A rapid flow cytometry assay for HLA antibody detection using a pooled cell panel covering 14 serological crossreacting groups.

Many studies have demonstrated the usefulness of flow cytometry crossmatching (FC-XM) for selection of regraft recipients, and more recently this assay has been shown to correlate with allograft survival in primary cadaveric transplant patients. The need now exists for a practical antibody screening procedure which uses the same methodology. We describe here a simple and sensitive method to screen for HLA antibodies by FC using a pool of 6 cells selected to cover the 14 serological crossreacting groups defined by Rodey.

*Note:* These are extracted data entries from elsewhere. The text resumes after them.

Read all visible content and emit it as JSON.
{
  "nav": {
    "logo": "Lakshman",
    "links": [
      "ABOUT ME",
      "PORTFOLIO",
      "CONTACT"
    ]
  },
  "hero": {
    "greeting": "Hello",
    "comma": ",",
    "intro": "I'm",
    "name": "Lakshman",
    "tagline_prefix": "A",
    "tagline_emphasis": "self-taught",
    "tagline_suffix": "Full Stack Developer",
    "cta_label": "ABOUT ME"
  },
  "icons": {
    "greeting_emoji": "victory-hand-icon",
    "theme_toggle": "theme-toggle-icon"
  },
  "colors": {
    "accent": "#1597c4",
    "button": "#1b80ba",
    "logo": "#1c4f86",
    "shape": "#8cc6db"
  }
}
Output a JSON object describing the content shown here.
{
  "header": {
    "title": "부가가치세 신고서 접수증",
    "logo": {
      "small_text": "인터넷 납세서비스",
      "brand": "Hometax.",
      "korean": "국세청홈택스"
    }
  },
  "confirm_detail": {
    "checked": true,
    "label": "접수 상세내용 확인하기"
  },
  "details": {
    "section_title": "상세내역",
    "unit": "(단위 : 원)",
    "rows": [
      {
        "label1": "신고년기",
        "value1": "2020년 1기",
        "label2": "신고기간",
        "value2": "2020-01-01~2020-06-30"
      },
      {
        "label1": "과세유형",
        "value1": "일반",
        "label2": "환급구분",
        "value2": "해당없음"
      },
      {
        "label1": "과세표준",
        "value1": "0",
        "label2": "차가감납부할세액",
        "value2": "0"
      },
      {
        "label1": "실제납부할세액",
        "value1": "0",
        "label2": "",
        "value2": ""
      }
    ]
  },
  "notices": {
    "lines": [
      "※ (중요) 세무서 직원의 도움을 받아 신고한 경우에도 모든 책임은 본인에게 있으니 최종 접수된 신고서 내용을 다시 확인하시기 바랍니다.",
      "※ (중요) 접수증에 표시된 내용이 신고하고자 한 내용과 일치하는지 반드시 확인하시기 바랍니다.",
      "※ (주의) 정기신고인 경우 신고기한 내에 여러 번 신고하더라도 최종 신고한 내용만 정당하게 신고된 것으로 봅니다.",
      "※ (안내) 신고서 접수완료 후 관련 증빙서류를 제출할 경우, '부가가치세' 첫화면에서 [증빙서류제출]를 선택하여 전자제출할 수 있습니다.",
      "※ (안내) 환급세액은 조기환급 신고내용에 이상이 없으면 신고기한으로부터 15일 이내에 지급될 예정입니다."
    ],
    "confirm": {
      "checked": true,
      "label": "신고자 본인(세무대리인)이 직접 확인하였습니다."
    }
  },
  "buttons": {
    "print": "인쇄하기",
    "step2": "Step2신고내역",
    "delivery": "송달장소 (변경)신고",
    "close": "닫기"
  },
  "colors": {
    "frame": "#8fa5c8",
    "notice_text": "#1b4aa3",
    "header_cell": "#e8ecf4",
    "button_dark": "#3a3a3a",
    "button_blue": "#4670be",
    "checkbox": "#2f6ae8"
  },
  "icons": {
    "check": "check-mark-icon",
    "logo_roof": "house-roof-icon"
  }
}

Screenings of 367 sera (255 primary transplant sera, 112 regraft sera) received for monthly antibody testing were performed by both pooled cell FC and complement-dependent cytotoxicity (CDC) assays. Forty of these sera were also FC-screened using a panel of 16 individual cells for comparison with the pooled cell FC screenings. Analysis indicated a strong correlation between the pooled FC-PRA and the individual cell panel FC-PRA (P = .0001) with mean values of 60% and 73%, respectively. Only 2 of the 40 sera screened by both FC methods resulted in PRAs that differed by > 40%. The majority (82%) of the primary patients did not exhibit HLA antibodies by CDC--however, 22% of the CDC negative patients were positive by flow cytometry. Females were more likely to be positive by FC (35%) than males (16%) (P = .0001). Similarly, black patients were more likely to have FC-demonstrable antibodies (28%) than white candidates (14%) (P = .014). The regraft patients who tested positive by either or all methods had a mean PRA for CDC, pooled FC-PRA, and individual cell FC-PRA of 40, 75, and 85, respectively. FC-PRA proved to be a more sensitive technique in both primary and regraft patients.